The picture that emerges from analysing these transactions is of a highly disciplined, patient acquirer. As Raul Kirjanen, Graanul’s founder said in the aftermath of the Texas Pellets transaction: “We have been looking for a suitable opportunity to start pellet production in the US for over 10 years”.

Source: RollUpEurope analysis
Lesson #2: Stay under the radar, keep 100% of the equity
With consistent (and growing) profitability, Graanul’s three shareholders managed to retain full equity until the sale. After the sale, they held onto a 20% stake, as well as 100% of Graanul’s substantial forest and biochemical portfolio, valued at €105M.

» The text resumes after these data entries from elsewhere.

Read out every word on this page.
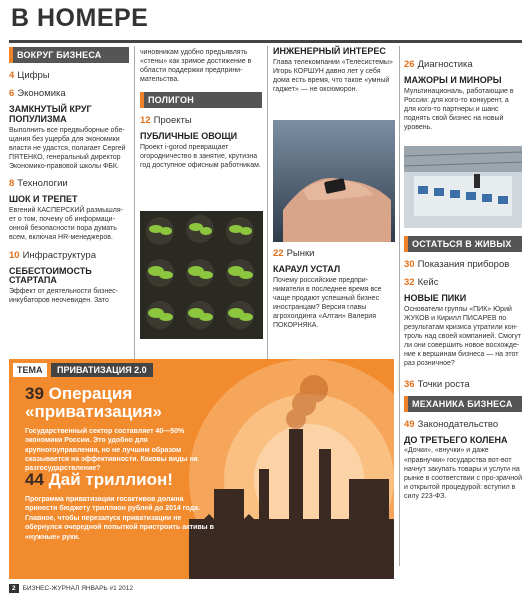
В НОМЕРЕ
ВОКРУГ БИЗНЕСА
4 Цифры
6 Экономика
ЗАМКНУТЫЙ КРУГ ПОПУЛИЗМА
Выполнить все предвыборные обе-щания без ущерба для экономики власти не удастся, полагает Сергей ПЯТЕНКО, генеральный директор Экономико-правовой школы ФБК.
8 Технологии
ШОК И ТРЕПЕТ
Евгений КАСПЕРСКИЙ размышля-ет о том, почему об информаци-онной безопасности пора думать всем, включая HR-менеджеров.
10 Инфраструктура
СЕБЕСТОИМОСТЬ СТАРТАПА
Эффект от деятельности бизнес-инкубаторов неочевиден. Зато
чиновникам удобно предъявлять «стены» как зримое достижение в области поддержки предприни-мательства.
ПОЛИГОН
12 Проекты
ПУБЛИЧНЫЕ ОВОЩИ
Проект i-gorod превращает огородничество в занятие, крутизна год доступное офисным работникам.
ИНЖЕНЕРНЫЙ ИНТЕРЕС
Глава телекомпании «Телесистемы» Игорь КОРШУН давно лет у себя дома есть время, что такое «умный гаджет» — не оксюморон.
22 Рынки
КАРАУЛ УСТАЛ
Почему российские предпри-ниматели в последнее время все чаще продают успешный бизнес иностранцам? Версия главы агрохолдинга «Алтан» Валерия ПОКОРНЯКА.
26 Диагностика
МАЖОРЫ И МИНОРЫ
Мультинациональ, работающие в России: для кого-то конкурент, а для кого-то партнеры и шанс поднять свой бизнес на новый уровень.
ОСТАТЬСЯ В ЖИВЫХ
30 Показания приборов
32 Кейс
НОВЫЕ ПИКИ
Основатели группы «ПИК» Юрий ЖУКОВ и Кирилл ПИСАРЕВ по результатам кризиса утратили кон-троль над своей компанией. Смогут ли они совершить новое восхожде-ние к вершинам бизнеса — на этот раз розничное?
36 Точки роста
МЕХАНИКА БИЗНЕСА
49 Законодательство
ДО ТРЕТЬЕГО КОЛЕНА
«Дочки», «внучки» и даже «правнучки» государства вот-вот начнут закупать товары и услуги на рынке в соответствии с про-зрачной и открытой процедурой: вступил в силу 223-ФЗ.
ТЕМА	ПРИВАТИЗАЦИЯ 2.0
39 Операция
«приватизация»
Государственный сектор составляет 40—50% экономики России. Это удобно для крупногоуправления, но не лучшим образом сказывается на эффективности. Каковы виды на разгосударствление?
44 Дай триллион!
Программа приватизации госактивов должна принести бюджету триллион рублей до 2014 года. Главное, чтобы перезапуск приватизации не обернулся очередной попыткой пристроить активы в «нужные» руки.
2 БИЗНЕС-ЖУРНАЛ ЯНВАРЬ #1 2012
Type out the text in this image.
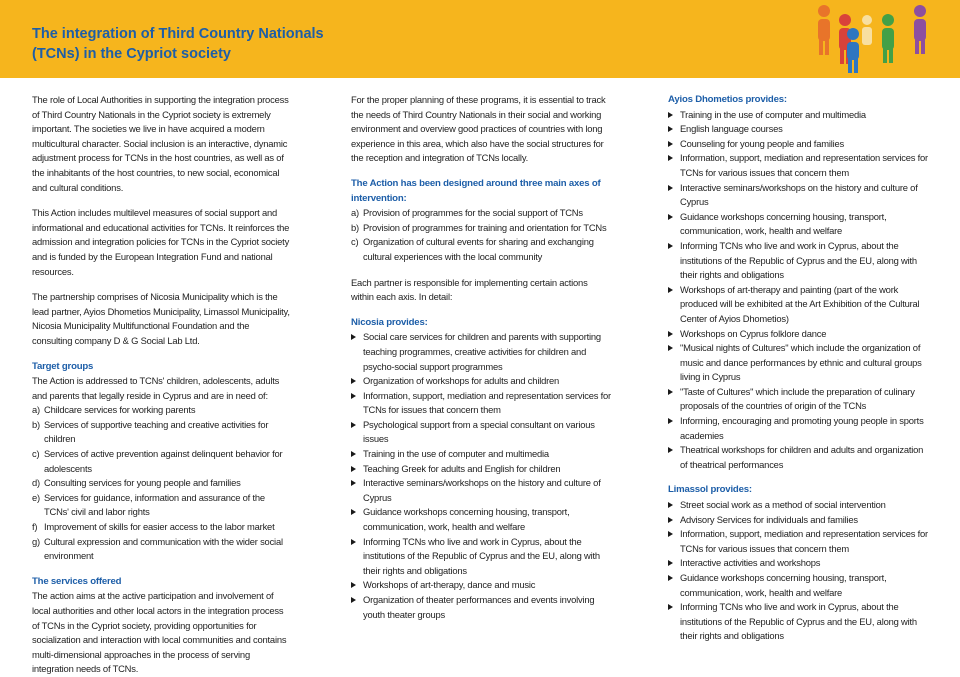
The integration of Third Country Nationals
(TCNs) in the Cypriot society

The role of Local Authorities in supporting the integration process of Third Country Nationals in the Cypriot society is extremely important. The societies we live in have acquired a modern multicultural character. Social inclusion is an interactive, dynamic adjustment process for TCNs in the host countries, as well as of the inhabitants of the host countries, to new social, economical and cultural conditions.

This Action includes multilevel measures of social support and informational and educational activities for TCNs. It reinforces the admission and integration policies for TCNs in the Cypriot society and is funded by the European Integration Fund and national resources.

The partnership comprises of Nicosia Municipality which is the lead partner, Ayios Dhometios Municipality, Limassol Municipality, Nicosia Municipality Multifunctional Foundation and the consulting company D & G Social Lab Ltd.

Target groups
The Action is addressed to TCNs' children, adolescents, adults and parents that legally reside in Cyprus and are in need of:
a) Childcare services for working parents
b) Services of supportive teaching and creative activities for children
c) Services of active prevention against delinquent behavior for adolescents
d) Consulting services for young people and families
e) Services for guidance, information and assurance of the TCNs' civil and labor rights
f) Improvement of skills for easier access to the labor market
g) Cultural expression and communication with the wider social environment
The services offered
The action aims at the active participation and involvement of local authorities and other local actors in the integration process of TCNs in the Cypriot society, providing opportunities for socialization and interaction with local communities and contains multi-dimensional approaches in the process of serving integration needs of TCNs.

For the proper planning of these programs, it is essential to track the needs of Third Country Nationals in their social and working environment and overview good practices of countries with long experience in this area, which also have the social structures for the reception and integration of TCNs locally.

The Action has been designed around three main axes of intervention:
a) Provision of programmes for the social support of TCNs
b) Provision of programmes for training and orientation for TCNs
c) Organization of cultural events for sharing and exchanging cultural experiences with the local community

Each partner is responsible for implementing certain actions within each axis. In detail:

Nicosia provides:
Social care services for children and parents with supporting teaching programmes, creative activities for children and psycho-social support programmes
Organization of workshops for adults and children
Information, support, mediation and representation services for TCNs for issues that concern them
Psychological support from a special consultant on various issues
Training in the use of computer and multimedia
Teaching Greek for adults and English for children
Interactive seminars/workshops on the history and culture of Cyprus
Guidance workshops concerning housing, transport, communication, work, health and welfare
Informing TCNs who live and work in Cyprus, about the institutions of the Republic of Cyprus and the EU, along with their rights and obligations
Workshops of art-therapy, dance and music
Organization of theater performances and events involving youth theater groups
Ayios Dhometios provides:
Training in the use of computer and multimedia
English language courses
Counseling for young people and families
Information, support, mediation and representation services for TCNs for various issues that concern them
Interactive seminars/workshops on the history and culture of Cyprus
Guidance workshops concerning housing, transport, communication, work, health and welfare
Informing TCNs who live and work in Cyprus, about the institutions of the Republic of Cyprus and the EU, along with their rights and obligations
Workshops of art-therapy and painting (part of the work produced will be exhibited at the Art Exhibition of the Cultural Center of Ayios Dhometios)
Workshops on Cyprus folklore dance
"Musical nights of Cultures" which include the organization of music and dance performances by ethnic and cultural groups living in Cyprus
"Taste of Cultures" which include the preparation of culinary proposals of the countries of origin of the TCNs
Informing, encouraging and promoting young people in sports academies
Theatrical workshops for children and adults and organization of theatrical performances
Limassol provides:
Street social work as a method of social intervention
Advisory Services for individuals and families
Information, support, mediation and representation services for TCNs for various issues that concern them
Interactive activities and workshops
Guidance workshops concerning housing, transport, communication, work, health and welfare
Informing TCNs who live and work in Cyprus, about the institutions of the Republic of Cyprus and the EU, along with their rights and obligations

Lesson #3: Long-term contracts with blue-chip customers
The majority of Graanul’s sales are through long-term (4-5 years), take-or–pay contracts with European utilities, such as Drax, RWE and Orsted. All 3 have been Graanul’s clients for more than a decade. While Graanul’s contracts tend to be on a shorter side compared to its competitors, such as Enviva (13+ years), this allows for more frequent pricing renegotiation.
Lesson #4: Block out the noise!
Graanul’s sale coincided with the post-COVID ESG bubble, since amplified by the Ukraine war and its knock-on effect on European energy supplies.